GENETIC SUSCEPTIBILITY TO CEREBRAL MALARIA: A GWAS STUDY

Abstract

Cerebral malaria is a life-threatening neurological complication of Plasmodium falciparum infection, predominantly affecting children in sub-Saharan Africa. While many individuals are exposed to the parasite, only a subset develops cerebral malaria, suggesting a pivotal role for host genetic susceptibility. This study aimed to identify genetic variants associated with susceptibility to cerebral malaria using a genome-wide association study (GWAS) approach. A total of 1,000 children (500 cases with cerebral malaria and 500 controls with uncomplicated malaria) were genotyped using high-density SNP arrays. Rigorous quality control procedures were applied, and population stratification was corrected using principal component analysis.

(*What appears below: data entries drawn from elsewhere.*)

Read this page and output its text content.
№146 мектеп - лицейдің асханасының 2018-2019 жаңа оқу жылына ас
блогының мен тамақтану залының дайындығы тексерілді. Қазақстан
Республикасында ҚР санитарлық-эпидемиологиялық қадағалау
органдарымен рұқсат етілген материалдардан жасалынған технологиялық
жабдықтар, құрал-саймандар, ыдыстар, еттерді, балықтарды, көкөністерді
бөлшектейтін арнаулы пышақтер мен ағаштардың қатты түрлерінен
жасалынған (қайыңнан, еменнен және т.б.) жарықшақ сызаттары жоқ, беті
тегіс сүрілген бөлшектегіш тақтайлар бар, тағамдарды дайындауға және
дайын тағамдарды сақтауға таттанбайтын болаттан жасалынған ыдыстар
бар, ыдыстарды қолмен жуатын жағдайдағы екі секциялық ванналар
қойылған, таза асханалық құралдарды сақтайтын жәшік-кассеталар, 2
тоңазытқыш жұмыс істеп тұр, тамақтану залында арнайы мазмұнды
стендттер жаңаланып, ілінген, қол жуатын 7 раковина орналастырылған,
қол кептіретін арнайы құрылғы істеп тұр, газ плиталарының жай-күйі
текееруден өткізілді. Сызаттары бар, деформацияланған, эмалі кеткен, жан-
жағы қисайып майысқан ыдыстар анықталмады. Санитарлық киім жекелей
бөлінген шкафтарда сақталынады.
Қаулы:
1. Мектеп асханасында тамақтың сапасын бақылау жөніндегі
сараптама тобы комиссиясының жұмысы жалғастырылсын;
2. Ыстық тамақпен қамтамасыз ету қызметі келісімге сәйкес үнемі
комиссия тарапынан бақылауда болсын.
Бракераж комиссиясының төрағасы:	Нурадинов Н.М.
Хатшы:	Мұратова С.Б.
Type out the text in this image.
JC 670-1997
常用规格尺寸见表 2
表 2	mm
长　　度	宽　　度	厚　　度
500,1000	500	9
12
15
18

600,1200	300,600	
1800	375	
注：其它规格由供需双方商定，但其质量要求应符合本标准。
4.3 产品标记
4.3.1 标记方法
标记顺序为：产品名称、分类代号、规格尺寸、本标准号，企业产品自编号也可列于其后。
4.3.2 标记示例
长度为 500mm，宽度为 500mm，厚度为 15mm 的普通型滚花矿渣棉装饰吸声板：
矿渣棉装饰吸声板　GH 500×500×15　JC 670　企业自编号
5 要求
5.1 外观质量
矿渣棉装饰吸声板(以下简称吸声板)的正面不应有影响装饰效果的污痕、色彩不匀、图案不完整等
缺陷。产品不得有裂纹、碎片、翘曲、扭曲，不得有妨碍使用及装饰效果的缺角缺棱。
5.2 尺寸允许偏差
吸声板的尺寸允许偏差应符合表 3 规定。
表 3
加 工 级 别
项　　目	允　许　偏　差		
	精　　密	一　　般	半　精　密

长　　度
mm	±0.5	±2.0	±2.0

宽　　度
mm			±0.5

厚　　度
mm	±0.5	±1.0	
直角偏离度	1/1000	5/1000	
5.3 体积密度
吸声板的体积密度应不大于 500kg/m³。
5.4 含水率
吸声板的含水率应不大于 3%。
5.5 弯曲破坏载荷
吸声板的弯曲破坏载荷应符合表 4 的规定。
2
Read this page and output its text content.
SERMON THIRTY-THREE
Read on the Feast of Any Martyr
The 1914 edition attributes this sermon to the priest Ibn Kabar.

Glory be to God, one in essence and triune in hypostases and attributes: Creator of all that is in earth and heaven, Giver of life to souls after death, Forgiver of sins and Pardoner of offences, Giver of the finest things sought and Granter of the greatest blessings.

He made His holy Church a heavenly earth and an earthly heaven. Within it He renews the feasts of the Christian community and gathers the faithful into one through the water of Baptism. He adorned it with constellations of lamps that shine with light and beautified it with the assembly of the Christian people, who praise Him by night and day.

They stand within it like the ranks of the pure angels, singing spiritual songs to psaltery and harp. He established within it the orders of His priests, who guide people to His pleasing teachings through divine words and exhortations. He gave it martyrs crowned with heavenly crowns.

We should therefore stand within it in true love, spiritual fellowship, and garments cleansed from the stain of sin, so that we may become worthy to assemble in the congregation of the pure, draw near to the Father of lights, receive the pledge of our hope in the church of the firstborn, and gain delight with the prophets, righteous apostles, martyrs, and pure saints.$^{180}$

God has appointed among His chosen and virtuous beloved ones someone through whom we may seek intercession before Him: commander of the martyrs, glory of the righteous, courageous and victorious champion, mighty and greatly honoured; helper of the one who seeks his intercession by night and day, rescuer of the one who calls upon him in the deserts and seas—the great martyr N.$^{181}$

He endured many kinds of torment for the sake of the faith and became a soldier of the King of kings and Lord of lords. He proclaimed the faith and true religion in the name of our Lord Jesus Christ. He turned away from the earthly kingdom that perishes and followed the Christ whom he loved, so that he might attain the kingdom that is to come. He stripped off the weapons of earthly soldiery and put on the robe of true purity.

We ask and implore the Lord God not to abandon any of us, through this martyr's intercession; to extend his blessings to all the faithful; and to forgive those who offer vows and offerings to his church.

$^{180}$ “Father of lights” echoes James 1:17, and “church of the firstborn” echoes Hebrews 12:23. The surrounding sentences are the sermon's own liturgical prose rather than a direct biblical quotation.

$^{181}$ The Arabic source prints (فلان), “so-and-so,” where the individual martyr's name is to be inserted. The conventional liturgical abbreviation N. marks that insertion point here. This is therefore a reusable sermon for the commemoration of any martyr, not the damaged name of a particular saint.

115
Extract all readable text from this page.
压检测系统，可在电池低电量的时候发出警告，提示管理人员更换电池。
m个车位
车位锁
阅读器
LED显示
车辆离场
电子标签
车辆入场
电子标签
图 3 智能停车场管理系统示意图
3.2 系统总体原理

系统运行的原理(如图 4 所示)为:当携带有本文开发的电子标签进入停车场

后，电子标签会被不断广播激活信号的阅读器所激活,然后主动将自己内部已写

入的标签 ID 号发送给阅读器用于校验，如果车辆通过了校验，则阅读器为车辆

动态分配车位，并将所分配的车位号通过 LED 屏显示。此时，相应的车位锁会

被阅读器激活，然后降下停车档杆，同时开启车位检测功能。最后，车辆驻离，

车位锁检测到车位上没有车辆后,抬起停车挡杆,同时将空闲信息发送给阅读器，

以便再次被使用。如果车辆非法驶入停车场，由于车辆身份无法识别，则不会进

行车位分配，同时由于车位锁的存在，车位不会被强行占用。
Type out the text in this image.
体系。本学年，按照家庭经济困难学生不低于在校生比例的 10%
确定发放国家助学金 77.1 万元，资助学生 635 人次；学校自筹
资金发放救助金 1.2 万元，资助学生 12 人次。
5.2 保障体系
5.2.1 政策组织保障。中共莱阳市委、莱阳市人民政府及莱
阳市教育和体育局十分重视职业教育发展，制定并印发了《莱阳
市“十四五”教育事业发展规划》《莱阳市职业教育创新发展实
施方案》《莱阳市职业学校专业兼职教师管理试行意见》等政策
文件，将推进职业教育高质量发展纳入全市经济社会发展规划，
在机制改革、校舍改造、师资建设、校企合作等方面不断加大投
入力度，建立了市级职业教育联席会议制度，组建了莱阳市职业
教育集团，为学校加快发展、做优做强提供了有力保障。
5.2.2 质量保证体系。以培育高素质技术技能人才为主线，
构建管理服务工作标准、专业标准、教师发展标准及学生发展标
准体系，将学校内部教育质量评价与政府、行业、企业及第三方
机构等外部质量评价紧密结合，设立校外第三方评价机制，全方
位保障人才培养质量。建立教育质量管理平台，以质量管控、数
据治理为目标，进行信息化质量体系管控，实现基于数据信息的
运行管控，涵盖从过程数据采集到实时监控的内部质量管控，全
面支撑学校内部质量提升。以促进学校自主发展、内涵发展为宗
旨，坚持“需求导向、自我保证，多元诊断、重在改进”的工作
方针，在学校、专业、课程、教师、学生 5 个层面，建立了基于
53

To assess the SNPs and illness link, a logistic regression method was applied while also considering age, sex and ancestry.  After looking at replication results in a Ghanaian cohort, we used gene ontology enrichment to determine the significance of the genes. Several, but specifically ten, DNA variations were discovered by the GWAS on chromosomes 6, 9 and 11 and these variations were found to play important roles in immune stimulation and endothelial health.  Because the odds ratios ranged from 1.4 to 2.5, it was clear that these SNPs might become genetic markers of risk.  In other locations, evidence of a connection was also uncovered (p < 1 x 10⁻⁵).  Nominal significance was seen in four SNPs, whereas seven SNPs were confirmed to be associated by the replication study in Ghana.  In gene ontology analysis, significant details were found in pathways involving leukocyte adhesion, cytokine behavior and barrier breakdown for the brain, all of which are related to the symptoms of cerebral malaria.  After principal component analysis, we found only little population substructure bias and this did not affect the performance of the logistic regression models.  Apart from explaining molecular pathways related to severe malaria, this research proposes genes that put people at risk of cerebral malaria and suggests areas for consideration in risk assessment and treatment.